Теперь я сам себе командир. Моя сестра жива, мне было за кого сражаться и с кем сражаться. Я должен отомстить за родителей, за Игорька, за своё предательство и предательство таких же пацанов, как и я. Я должен был быть сильным, смелым и непоколебимым ради сестры. Хотя бы ради неё...
Игорёк снился мне чаще прочих. Он всегда приходил ко мне чёрным, обугленным, в моём берете с блестящей звёздочкой во лбу, и просил попить. Его звонкий голосок звучал так жалобно, так пронзительно... Он называл меня дядей Серёжей, а я прозвал его Игорёк-уголёк, и у меня никогда не было во сне воды для него.
Глава 26. Сергей
Вернувшись на "базу" я мог наблюдать "чудесную" картину: около дюжины бойцов успели сгонять в ближайший магазин, затариться водкой и нажраться в говнище. Это полбеды. Федорченко доложил, что эти находчивые умники обменяли три калаша и патроны к ним на выпивку. Экономные.

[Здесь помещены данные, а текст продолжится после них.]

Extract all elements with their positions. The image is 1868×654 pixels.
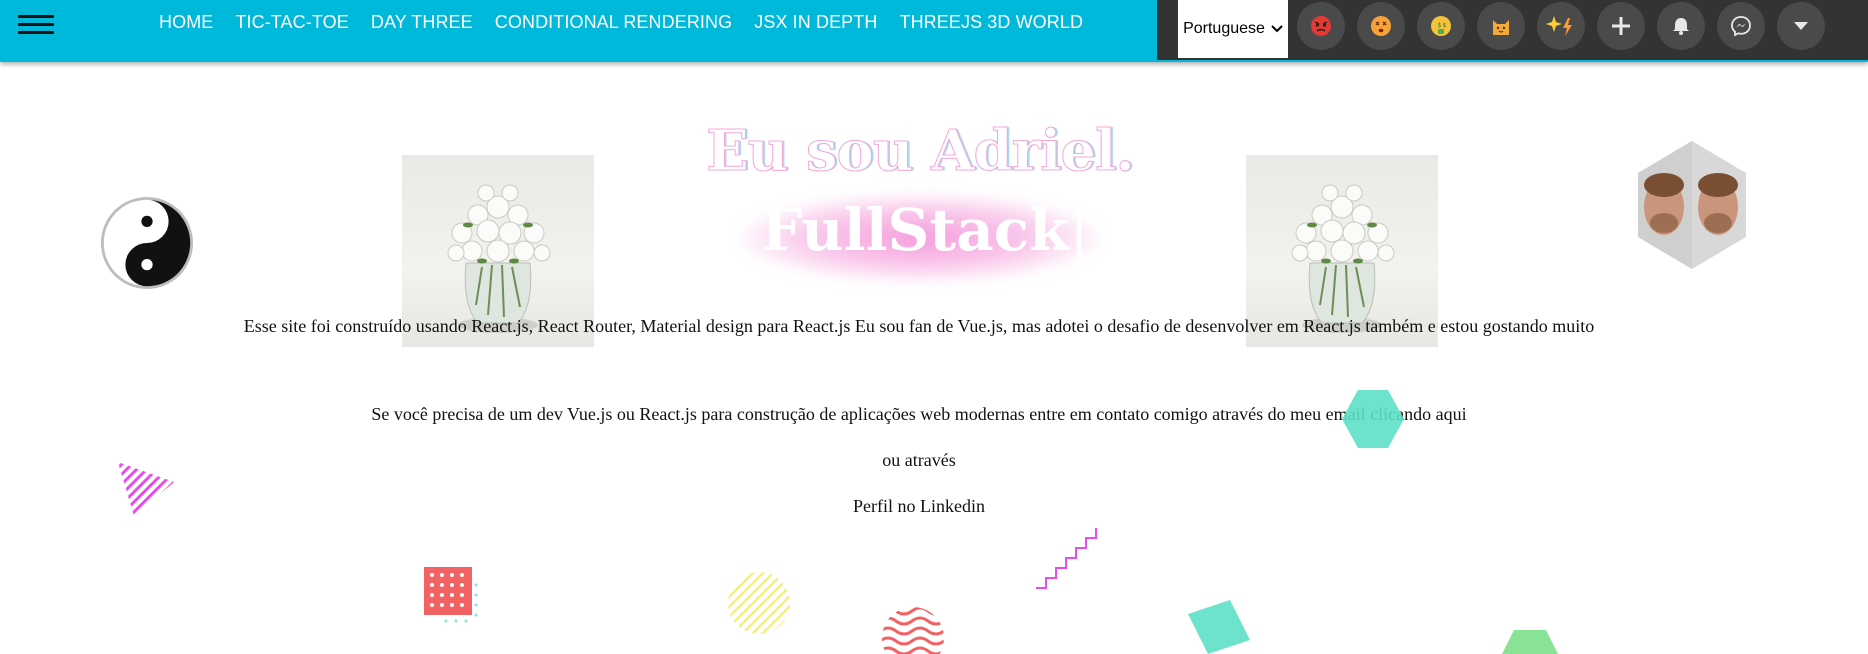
dotted-square-shape — [424, 567, 478, 623]
home-content: Eu sou Adriel. FullStack| Esse site foi … — [0, 62, 1868, 654]
contact-email-paragraph[interactable]: Se você precisa de um dev Vue.js ou Reac… — [0, 404, 1838, 425]
green-hexagon-shape — [1502, 630, 1558, 654]
language-select[interactable]: Portuguese — [1178, 0, 1288, 58]
striped-triangle-shape — [118, 462, 174, 516]
yin-yang-icon — [100, 196, 194, 290]
striped-circle-shape — [728, 572, 790, 634]
teal-hexagon-shape — [1342, 390, 1404, 448]
extension-toolbar: Portuguese $ $ — [1157, 0, 1868, 60]
linkedin-profile-link[interactable]: Perfil no Linkedin — [0, 496, 1838, 517]
plus-icon[interactable] — [1597, 2, 1645, 50]
cat-emoji-icon[interactable] — [1477, 2, 1525, 50]
sparkles-bolt-icon[interactable] — [1537, 2, 1585, 50]
svg-text:$: $ — [1443, 22, 1447, 29]
nav-link-tic-tac-toe[interactable]: TIC-TAC-TOE — [235, 12, 348, 33]
typing-cursor: | — [1069, 196, 1089, 264]
bell-icon[interactable] — [1657, 2, 1705, 50]
nav-link-day-three[interactable]: DAY THREE — [371, 12, 473, 33]
caret-down-icon[interactable] — [1777, 2, 1825, 50]
teal-diamond-shape — [1188, 600, 1250, 654]
wavy-circle-shape — [882, 607, 944, 654]
hero-subtitle: FullStack| — [720, 196, 1130, 264]
nav-link-jsx-in-depth[interactable]: JSX IN DEPTH — [754, 12, 877, 33]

Ещё человек двадцать сбежали, вооружившись до зубов. Красота!
Димон наорал на Федорченко, и едва не побил его, но я понимал, что он ничего не смог бы сделать. Все бойцы вооружены, у всех стресс и растерянность. Куда он один против них? Силком держать я никого не собирался. Да и смысл?
С боем трезвые разоружили пьяных и загнали их в подвал коттеджа.